Thu. Apr 25th, 2024

HACKENSACK, N.J. – Students on college campuses are clamoring for environmentally friendly classes, all the better to prepare for an expected wave of green-collar jobs.”Students are very interested in sustainability issues,” said Ramapo College (N.J.) President Peter Mercer.

“It starts in their own lives, with recycling and their own use of resources. That, in turn, has led them to focus on sustainability in the job market.”

It’s more than solar panels and installing the latest water-filtration system.

Students at all levels of higher education are combining environmental concerns with science, technology and political know-how to prepare for the changes ahead.

Anticipated new “green” jobs will range from construction and architecture to legal services and government. As the U.S. pours billions into sustainable construction _ including through the fiscal stimulus package _ such employment is expected to grow. One estimate, by the U.S. Conference of Mayors, projects 4.2 million green jobs nationwide by 2028, compared with750,000 today.

At Bergen Community College in Paramus, N.J., a new catalog declares “Bergen Goes Green.”
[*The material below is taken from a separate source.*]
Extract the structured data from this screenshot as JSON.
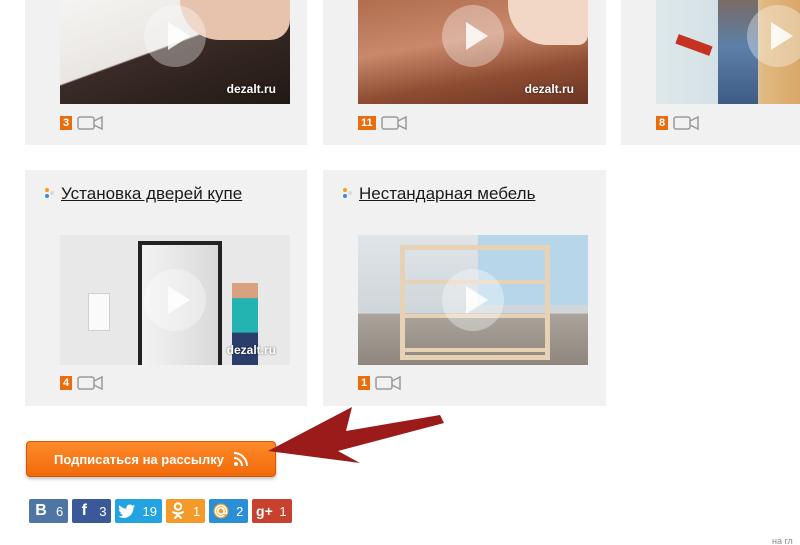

The school partnered with a local electrical workers union to create a solar-energy class to teach licensed electricians to install and service solar panels.

Bergen also has introduced classes in energy-efficient home construction and sustainable interior design, said Walter Hecht, the school’s dean of continuing education.

A new four-week class aimed at real estate agents and home inspectors covers the state’s environmental rules, including lectures on underground storage tanks, radon testing and off-gassing from those sought-after granite countertops. The college will soon offer test-prep classes for contractors who want to be certified in environmentally sensitive “LEED” building practices.

Interest is high, Hecht said.

“The federal government has put an emphasis on it for stimulus dollars, and people want to be on that cutting edge,” he said.

“The technology is changing so quickly, and it’s hard for people to keep up on their own. These are new skills that they need. Their customers are asking for this.”

The New Jersey Institute of Technology in Newark recently created a “green careers” database and job search for its career services department.

Students can click through all 100-plus college majors to search what green careers they lead to, as well as search listings of current jobs.

“Our students are interested in green everything,” said Gregory Mass, executive director for career development services at NJIT. “The students who come here are very career-minded, and this really has become a way of life and a value that they hold very much that carries forward into their life’s work.”

Student Lori-Ann Sciachitano, 28, is finishing up a degree in science, technology and society at NJIT in Newark. She said her classmates are going green, with an eye on the job market.

“Green technology is the future of technology,” she said.

“If we’re not taught the most leading technologies, we’re not going to be able to compete with students who are.”

Students engaged in postgraduate study also are combining hard science with the social sciences in new “sustainability” degree programs. Sustainability science studies the interaction of humans and their environment in the hopes of influencing business practices and public policy.

The goal: graduates who can link human practices with their ecological effects and handle new business and government demands for sustainable practices. Such practices provide goods and services without degrading natural resources, such as by using efficient new technologies, non-polluting manufacturing processes or easily replaced materials.

Ramapo, in Mahwah, N.J., is about to open a new sustainability education center on campus, and is awaiting approval for a new master’s degree in sustainability studies.

Kean University in Union recently introduced a new bachelor’s degree in sustainability. And at Montclair State University in Little Falls, officials are developing new undergraduate and graduate programs in sustainability science. Doctoral candidates there recently began a new Ph.D.program in environmental management.

“We humans are interested in maintaining our way and quality of life _ but how do we balance our ecology and economy?” said Michael Weinstein, director of the Institute for Sustainability Studies at Montclair State University in Little Falls.

“The big issue for this century is reconciling human use of natural resources with the ability of the natural ecosystem to provide those resources.